A group of settler representatives met the Israeli Prime Minister yesterday to press for higher compensation for settlers leaving Gaza - itself a sign that increasing numbers of settlers are starting to look for a way out of the standoff over his disengagement plan. But the meeting was also thought to have discussed a radical - and potentially controversial - plan under which the largest block of Gaza settlements would transfer in their entirety across the border to the Nitzanim dunes, a popular and unspoilt stretch of Israeli coastline.

Some settlers' representatives are promoting a plan for 1,700 families in the Gush Katif settlement block to move to a 1,000-acre site on the dunes close to a nature reserve - one of Israel's most popular outdoor recreational areas.

Promoters of the plan - which, if advanced, is likely to run into environmental opposition - insist the plan would not damage the nature reserve but would require the removal of an army base. Hopes by supporters of the plan that Mr Sharon might be favourably inclined have been increased by the involvement in its drafting of Avi Dexler, an associate of the Prime Minister who was made head of the Israel Lands Administration in 1998.

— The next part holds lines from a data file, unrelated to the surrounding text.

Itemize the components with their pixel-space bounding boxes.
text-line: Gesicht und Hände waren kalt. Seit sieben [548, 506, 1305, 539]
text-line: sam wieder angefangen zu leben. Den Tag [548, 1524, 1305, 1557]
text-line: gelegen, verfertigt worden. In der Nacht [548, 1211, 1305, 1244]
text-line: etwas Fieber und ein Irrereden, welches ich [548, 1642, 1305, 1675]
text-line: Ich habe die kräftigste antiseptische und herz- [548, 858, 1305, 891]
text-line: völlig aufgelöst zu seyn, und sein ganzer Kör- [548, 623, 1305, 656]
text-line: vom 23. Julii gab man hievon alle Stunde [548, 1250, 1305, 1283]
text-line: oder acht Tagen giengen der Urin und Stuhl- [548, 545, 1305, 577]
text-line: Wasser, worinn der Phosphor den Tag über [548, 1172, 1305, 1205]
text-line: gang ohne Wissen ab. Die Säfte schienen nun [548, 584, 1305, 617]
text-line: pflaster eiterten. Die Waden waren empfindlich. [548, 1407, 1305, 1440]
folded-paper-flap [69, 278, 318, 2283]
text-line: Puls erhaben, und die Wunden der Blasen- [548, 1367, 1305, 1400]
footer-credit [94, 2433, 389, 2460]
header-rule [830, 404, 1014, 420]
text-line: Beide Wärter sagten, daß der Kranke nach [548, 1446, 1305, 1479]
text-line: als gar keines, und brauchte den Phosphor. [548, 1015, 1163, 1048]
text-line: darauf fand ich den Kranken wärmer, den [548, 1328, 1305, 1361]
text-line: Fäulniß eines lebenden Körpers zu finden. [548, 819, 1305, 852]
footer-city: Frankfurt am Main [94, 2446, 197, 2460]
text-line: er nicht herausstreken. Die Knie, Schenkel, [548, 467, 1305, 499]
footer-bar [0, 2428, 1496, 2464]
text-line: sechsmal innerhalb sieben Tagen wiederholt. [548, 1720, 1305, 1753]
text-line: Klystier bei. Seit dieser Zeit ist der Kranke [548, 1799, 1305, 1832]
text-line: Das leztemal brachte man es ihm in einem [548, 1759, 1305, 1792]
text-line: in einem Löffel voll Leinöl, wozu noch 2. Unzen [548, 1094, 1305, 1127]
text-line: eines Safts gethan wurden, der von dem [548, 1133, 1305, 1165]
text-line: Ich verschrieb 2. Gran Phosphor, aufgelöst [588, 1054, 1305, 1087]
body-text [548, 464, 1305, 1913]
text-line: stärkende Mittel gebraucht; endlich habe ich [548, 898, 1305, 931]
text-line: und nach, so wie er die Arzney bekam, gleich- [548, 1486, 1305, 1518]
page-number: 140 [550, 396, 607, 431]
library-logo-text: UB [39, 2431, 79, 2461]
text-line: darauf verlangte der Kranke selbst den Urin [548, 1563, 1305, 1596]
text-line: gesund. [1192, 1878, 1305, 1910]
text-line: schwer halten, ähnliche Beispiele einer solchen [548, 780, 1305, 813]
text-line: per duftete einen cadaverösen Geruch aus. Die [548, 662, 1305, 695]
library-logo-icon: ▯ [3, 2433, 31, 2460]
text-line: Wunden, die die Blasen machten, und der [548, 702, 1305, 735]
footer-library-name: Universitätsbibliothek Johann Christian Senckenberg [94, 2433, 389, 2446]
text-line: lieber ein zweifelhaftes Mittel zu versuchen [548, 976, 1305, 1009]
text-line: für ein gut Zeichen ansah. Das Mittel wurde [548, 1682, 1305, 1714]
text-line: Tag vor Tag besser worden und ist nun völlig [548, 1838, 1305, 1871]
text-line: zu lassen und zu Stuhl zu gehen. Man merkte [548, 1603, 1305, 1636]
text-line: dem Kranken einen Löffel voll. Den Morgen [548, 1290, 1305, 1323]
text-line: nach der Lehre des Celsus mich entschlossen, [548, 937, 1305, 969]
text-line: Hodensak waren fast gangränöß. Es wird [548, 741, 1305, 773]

Doubts remain, even if Mr Sharon did favour the plan, that a housing development in Nitzanim would achieve planning permission in the face of strong opposition from environmentalists, weekend visitors and residents of nearby Ashkelon. The area is celebrated for its flora, fauna and even deer herds.

But the fact that at least some settler representatives - despite opposition from their even harder-line colleagues - are prepared to open talks with Mr Sharon will be taken as a confirmation of anecdotal evidence that many, particularly older, settlers are gradually becoming resigned to leaving Gaza before the 20 July deadline for voluntary evacuation.

The dilemma for the large majority of the 8,000 settlers who have not yet opened negotiations with the government's Disengagement Authority has been sharpened by the failure of a series of political initiatives designed to halt the withdrawal plan - culminating in last week's heavy defeat for a bill calling for a referendum.

The emphasis on the Nitzanim possibility - and the calls to increase the compensation levels for settlers of between $200,000 (£105,000) and $300,000 is also a reminder that whatever the Gaza settlers' ideological fixation, many outside the most extreme right and religious groups were motivated partly by seeking to improve their material "quality of life" when they first settled there.

Although the Disengagement Authority has so far received only a few hundred compensation claims, its head, Yonathan Basi, said this week that he expected some 70 per cent to negotiate ahead of the deadline, leaving a significant minority who may be forcibly removed. Some families in Elei Sinai, a secular north Gaza settlement not in Gush Katif, have already threatened to walk to Nitzanim rather than surrender to evacuation and establish a "refugee camp" there if the authorities do not back their plan.

* An Israeli was shot and wounded by a Palestinian gunman yesterday as he worked on a fence in the southern Gaza settlement of Morag.